10 minutes et 20 secondes après le décollage le copilote avertit le commandant qu'il fallait légèrement compenser l'avion à gauche, ce qu'il fit.

15 minutes et 1 seconde après le décollage, le copilote s'exclama « Ah l'inverseur de poussée est enclenché. ». 21 secondes plus tard l'enregistrement prit fin sur des bruits de destructions structurelles.

Devenu incontrôlable, l'avion plongea vers le sol et se détruisit en vol. Ses débris s'écrasèrent dans la jungle thaïlandaise.

Bilan[modifier | modifier le code]

Survivants 
aucun
Morts 
223 (213 passagers, 10 membres d'équipage)

Enquête[modifier | modifier le code]

L'enquête fut menée par le Thai Aircraft Accident Investigation Committee et en partie par le patron de Lauda Air, Niki Lauda lui-même. Elle fut longue car la boîte noire contenant les enregistrements des paramètres de vol avait été détruite. Seule celle contenant les enregistrements du cockpit était exploitable.

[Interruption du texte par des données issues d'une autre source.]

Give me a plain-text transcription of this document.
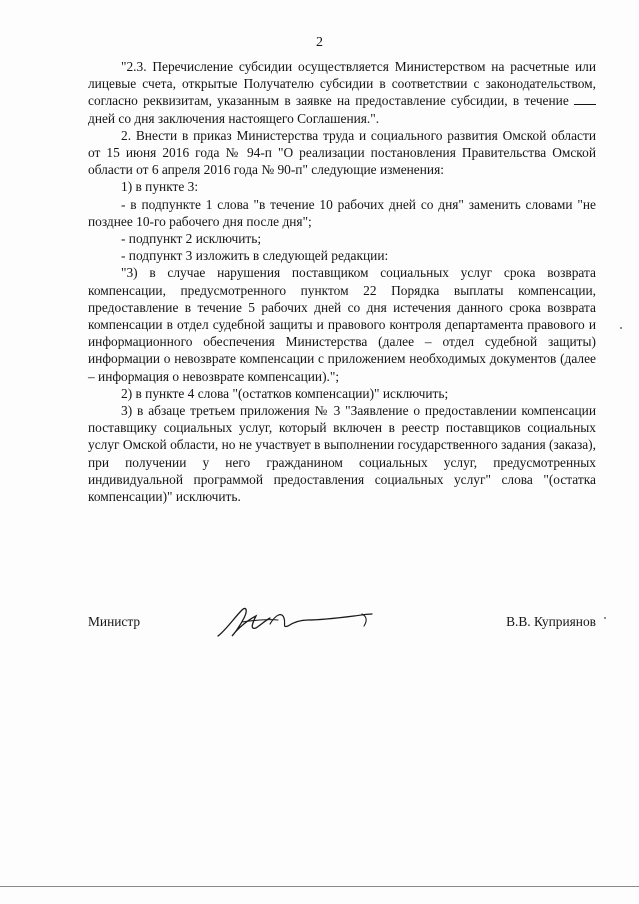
2

"2.3. Перечисление субсидии осуществляется Министерством на расчетные или лицевые счета, открытые Получателю субсидии в соответствии с законодательством, согласно реквизитам, указанным в заявке на предоставление субсидии, в течение  дней со дня заключения настоящего Соглашения.".

2. Внести в приказ Министерства труда и социального развития Омской области от 15 июня 2016 года № 94-п "О реализации постановления Правительства Омской области от 6 апреля 2016 года № 90-п" следующие изменения:

1) в пункте 3:

- в подпункте 1 слова "в течение 10 рабочих дней со дня" заменить словами "не позднее 10-го рабочего дня после дня";

- подпункт 2 исключить;

- подпункт 3 изложить в следующей редакции:

"3) в случае нарушения поставщиком социальных услуг срока возврата компенсации, предусмотренного пунктом 22 Порядка выплаты компенсации, предоставление в течение 5 рабочих дней со дня истечения данного срока возврата компенсации в отдел судебной защиты и правового контроля департамента правового и информационного обеспечения Министерства (далее – отдел судебной защиты) информации о невозврате компенсации с приложением необходимых документов (далее – информация о невозврате компенсации).";

2) в пункте 4 слова "(остатков компенсации)" исключить;

3) в абзаце третьем приложения № 3 "Заявление о предоставлении компенсации поставщику социальных услуг, который включен в реестр поставщиков социальных услуг Омской области, но не участвует в выполнении государственного задания (заказа), при получении у него гражданином социальных услуг, предусмотренных индивидуальной программой предоставления социальных услуг" слова "(остатка компенсации)" исключить.

Министр	В.В. Куприянов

C'est Lauda qui mena les enquêteurs sur la piste de l'inverseur de poussée et il pointa du doigt un dysfonctionnement de ce dispositif. Boeing répondit que, conformément aux demandes de certification de la FAA, leur avion pouvait continuer à voler avec un inverseur de poussée enclenché, idée d'ailleurs largement répandue chez les pilotes. Lauda exigea que Boeing mette un simulateur à sa disposition et il démontra que les conséquences du déploiement d'un inverseur de poussée étaient identiques à celles constatées sur place. À savoir, une perte de contrôle irréversible et des destructions structurelles. Devant la campagne de presse menée par Lauda, Boeing fut obligé de reconnaître les faits.

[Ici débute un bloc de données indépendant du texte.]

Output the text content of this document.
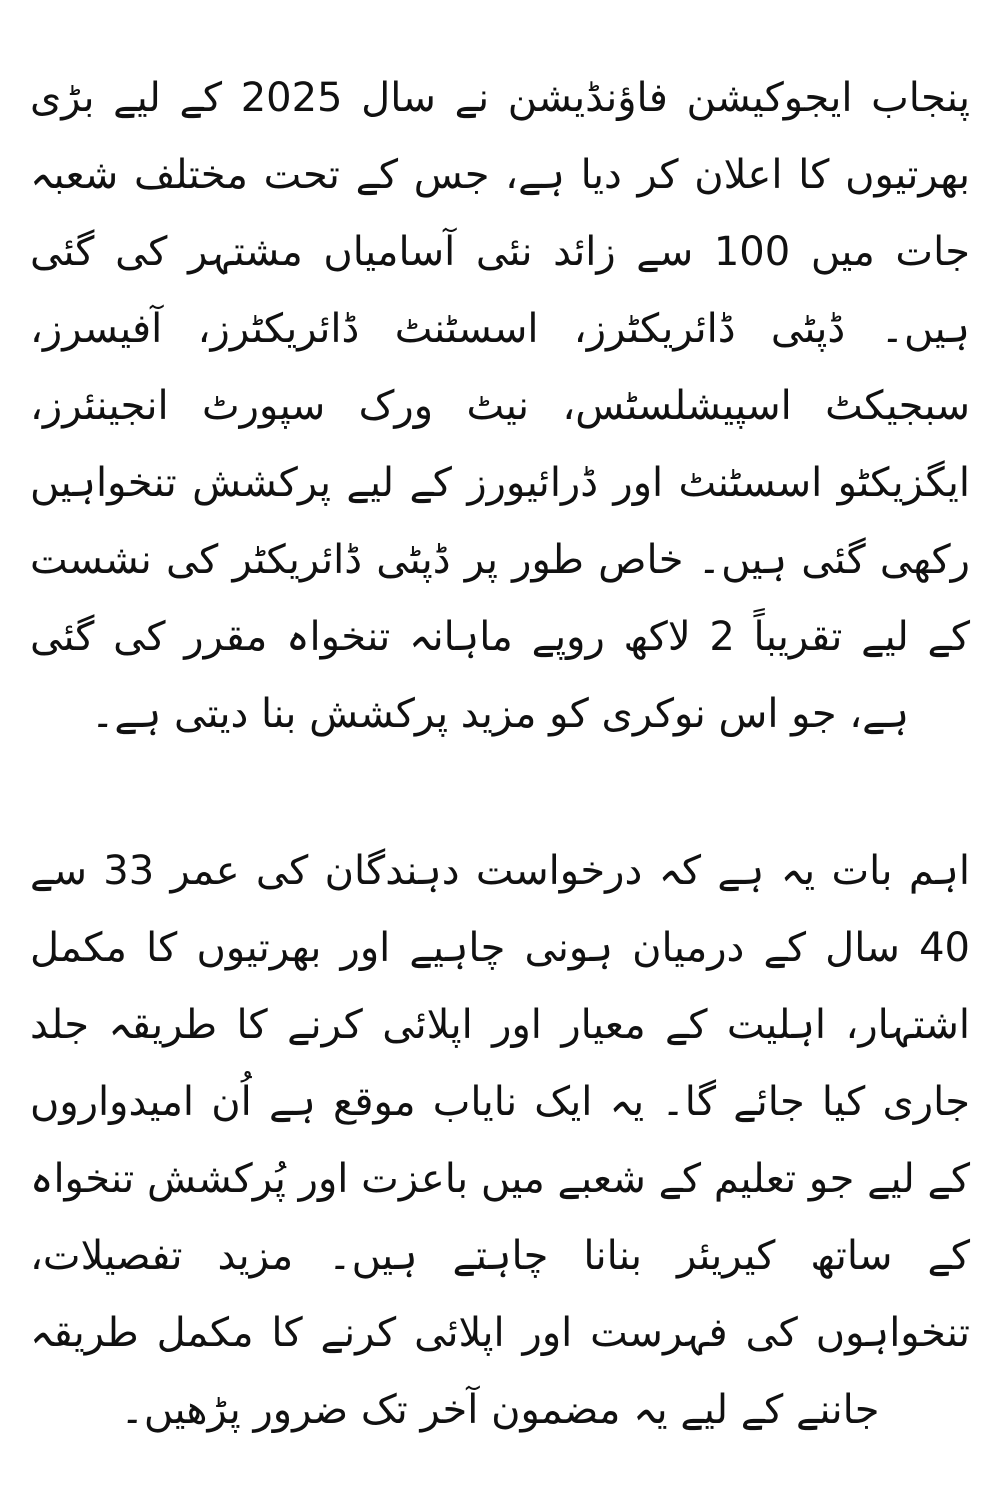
پنجاب ایجوکیشن فاؤنڈیشن نے سال 2025 کے لیے بڑی بھرتیوں کا اعلان کر دیا ہے، جس کے تحت مختلف شعبہ جات میں 100 سے زائد نئی آسامیاں مشتہر کی گئی ہیں۔ ڈپٹی ڈائریکٹرز، اسسٹنٹ ڈائریکٹرز، آفیسرز، سبجیکٹ اسپیشلسٹس، نیٹ ورک سپورٹ انجینئرز، ایگزیکٹو اسسٹنٹ اور ڈرائیورز کے لیے پرکشش تنخواہیں رکھی گئی ہیں۔ خاص طور پر ڈپٹی ڈائریکٹر کی نشست کے لیے تقریباً 2 لاکھ روپے ماہانہ تنخواہ مقرر کی گئی ہے، جو اس نوکری کو مزید پرکشش بنا دیتی ہے۔

اہم بات یہ ہے کہ درخواست دہندگان کی عمر 33 سے 40 سال کے درمیان ہونی چاہیے اور بھرتیوں کا مکمل اشتہار، اہلیت کے معیار اور اپلائی کرنے کا طریقہ جلد جاری کیا جائے گا۔ یہ ایک نایاب موقع ہے اُن امیدواروں کے لیے جو تعلیم کے شعبے میں باعزت اور پُرکشش تنخواہ کے ساتھ کیریئر بنانا چاہتے ہیں۔ مزید تفصیلات، تنخواہوں کی فہرست اور اپلائی کرنے کا مکمل طریقہ جاننے کے لیے یہ مضمون آخر تک ضرور پڑھیں۔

La mise en route de l'inverseur de poussée du moteur 1 (aile gauche) avait provoqué une brusque perte de portance sur l'aile et entraîné un décrochage aérodynamique et une destruction partielle de l'aile au niveau des ailerons et des volets. En raison de la vitesse de chute et des manœuvres des pilotes pour reprendre le contrôle, l'empennage s'était détruit petit à petit. Les évènements s'étaient alors très vite enchaînés avec la destruction des ailes puis du fuselage. Aucun des pilotes mis en situation dans un simulateur ne fut capable de reprendre le contrôle de l'avion après la mise en route de l'inverseur de poussée.

L'enquête mit hors de cause les pilotes et la maintenance de l'avion. La cause de l'accident est un court-circuit dans les 2 systèmes visant à bloquer les inverseurs de poussée.

À la suite de cet accident, des crochets capables de retenir physiquement les inverseurs de poussée et d'empêcher leur déploiement en vol ont été ajoutés. Ce dispositif, appelé 3e ligne de défense (les inverseurs de poussée avaient déjà deux sécurités censées empêcher leur déploiement en vol), a été installé sur tous les avions en service, Boeing mais aussi Airbus. Le dernier avion a été modifié en 2004.

Médias[modifier | modifier le code]

L'accident a fait l'objet d'un épisode dans la série télé Air Crash nommé « Niki Lauda : Tragédie dans le ciel » (saison 14 - épisode 2).